En las rejas de entrada al zoológico de Amsterdam, letras de hierro, se lee Natura Artis Magistra. Bien pudieron llamarlo Natura, pero los holandeses - habría que decir los amsterdamitas - suelen ser impredecibles y lo conocen como Artis.
Hay algo siniestro en el aire de los zoológicos, el jolgorio de los visitantes, la aparente derrota de las bestias en exhibición. La piel lustrosa de la pantera fascina a la madre que se la muestra a su hijo como trofeo de civilización, la pantera dormita hasta que cae la noche y entra en la pesadilla infantil, desata la orgía de sangre. Conozco al mamífero aterrado ante una bestia mayor, en el sueño y la vigilia. Vuelvo al zoológico para conjurar mi deseo de caer bajo la zarpa ciega, conjurar el miedo soterrado, más potente, a masticar un corazón fresco y caliente.

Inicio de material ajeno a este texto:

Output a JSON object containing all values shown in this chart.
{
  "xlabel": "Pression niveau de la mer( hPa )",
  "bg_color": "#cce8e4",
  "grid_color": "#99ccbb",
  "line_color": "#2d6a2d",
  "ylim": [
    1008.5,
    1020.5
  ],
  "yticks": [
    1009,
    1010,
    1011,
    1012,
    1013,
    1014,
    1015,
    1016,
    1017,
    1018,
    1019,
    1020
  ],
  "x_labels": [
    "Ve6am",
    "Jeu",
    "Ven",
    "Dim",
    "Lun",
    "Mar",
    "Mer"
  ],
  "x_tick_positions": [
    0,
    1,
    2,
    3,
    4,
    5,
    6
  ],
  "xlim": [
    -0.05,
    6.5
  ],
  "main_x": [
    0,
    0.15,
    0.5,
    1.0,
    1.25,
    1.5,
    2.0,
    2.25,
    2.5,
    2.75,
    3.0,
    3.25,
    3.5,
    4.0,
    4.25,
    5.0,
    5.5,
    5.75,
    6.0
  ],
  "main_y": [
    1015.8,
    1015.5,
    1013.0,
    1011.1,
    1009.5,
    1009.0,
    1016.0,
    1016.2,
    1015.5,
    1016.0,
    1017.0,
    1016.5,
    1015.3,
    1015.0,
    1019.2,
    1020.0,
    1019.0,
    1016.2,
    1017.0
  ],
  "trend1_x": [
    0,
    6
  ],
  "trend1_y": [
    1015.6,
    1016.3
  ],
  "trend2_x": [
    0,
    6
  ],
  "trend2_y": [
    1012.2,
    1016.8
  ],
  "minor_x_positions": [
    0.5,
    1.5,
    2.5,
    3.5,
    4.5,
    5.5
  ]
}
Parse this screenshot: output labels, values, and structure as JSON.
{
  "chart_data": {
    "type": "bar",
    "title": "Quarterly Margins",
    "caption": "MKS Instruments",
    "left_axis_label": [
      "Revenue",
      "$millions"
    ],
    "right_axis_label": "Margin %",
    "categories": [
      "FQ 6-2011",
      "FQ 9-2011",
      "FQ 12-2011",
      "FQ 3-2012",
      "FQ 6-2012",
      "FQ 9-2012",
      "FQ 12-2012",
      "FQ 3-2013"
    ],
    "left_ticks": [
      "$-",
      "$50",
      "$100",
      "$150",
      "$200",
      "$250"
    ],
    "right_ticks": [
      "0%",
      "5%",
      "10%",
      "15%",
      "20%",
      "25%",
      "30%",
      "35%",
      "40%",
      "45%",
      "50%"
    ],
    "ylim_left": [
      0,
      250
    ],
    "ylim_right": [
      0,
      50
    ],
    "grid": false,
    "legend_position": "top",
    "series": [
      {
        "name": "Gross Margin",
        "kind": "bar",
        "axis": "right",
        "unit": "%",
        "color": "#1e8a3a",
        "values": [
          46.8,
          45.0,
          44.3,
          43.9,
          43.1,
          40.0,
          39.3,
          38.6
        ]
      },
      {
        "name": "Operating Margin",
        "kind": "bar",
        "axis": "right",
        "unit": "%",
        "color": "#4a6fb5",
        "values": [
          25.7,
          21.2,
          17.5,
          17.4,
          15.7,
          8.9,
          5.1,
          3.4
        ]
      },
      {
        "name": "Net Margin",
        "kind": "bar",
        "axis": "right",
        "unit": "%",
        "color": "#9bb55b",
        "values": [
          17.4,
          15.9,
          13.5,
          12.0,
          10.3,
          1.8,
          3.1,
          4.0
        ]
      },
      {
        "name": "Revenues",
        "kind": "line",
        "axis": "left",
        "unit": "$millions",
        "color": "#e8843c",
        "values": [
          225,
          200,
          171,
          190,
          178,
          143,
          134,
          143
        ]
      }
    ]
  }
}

El origen de este libro es mi sobresalto ante animales fabulosos como la esfinge, el axolotl o el cisne, mi amor de niño por las arañas de rincón y los caballos, la relectura de las metamorfosis de Ovidio y Kafka, mi gusto por los guisos de cordero. Hubo también una escena decisiva: en un recorrido por Artis vi más allá del canal Entrepodok, en un barrio residencial, una enorme jaula de hierros plomizos. Su construcción resaltaba entre las casas como una escultura, pero en su interior jugaba al fútbol una docena de niños: una jaula práctica, pensé, como la de los gorilas o mi departamento en Burgemeester Cramergracht.
El libro atempera el furor de los días como el acuario pone al tiburón a la escala del ojo: bestias confinadas en un parque público, docilidad aparente de la gran salvaje, la lengua, tras los barrotes de la escritura.
Hace un tiempo les dije a mis amigos que Artis estaba listo, que ya no había nada que hacer, que lo entregaría. Soñé que faltaban tres poemas. En este libro faltan tres poemas, pero si me descuido sobrarán dos, otros dos, y seguirá faltando uno. Artis es un oso polar en mi cabeza.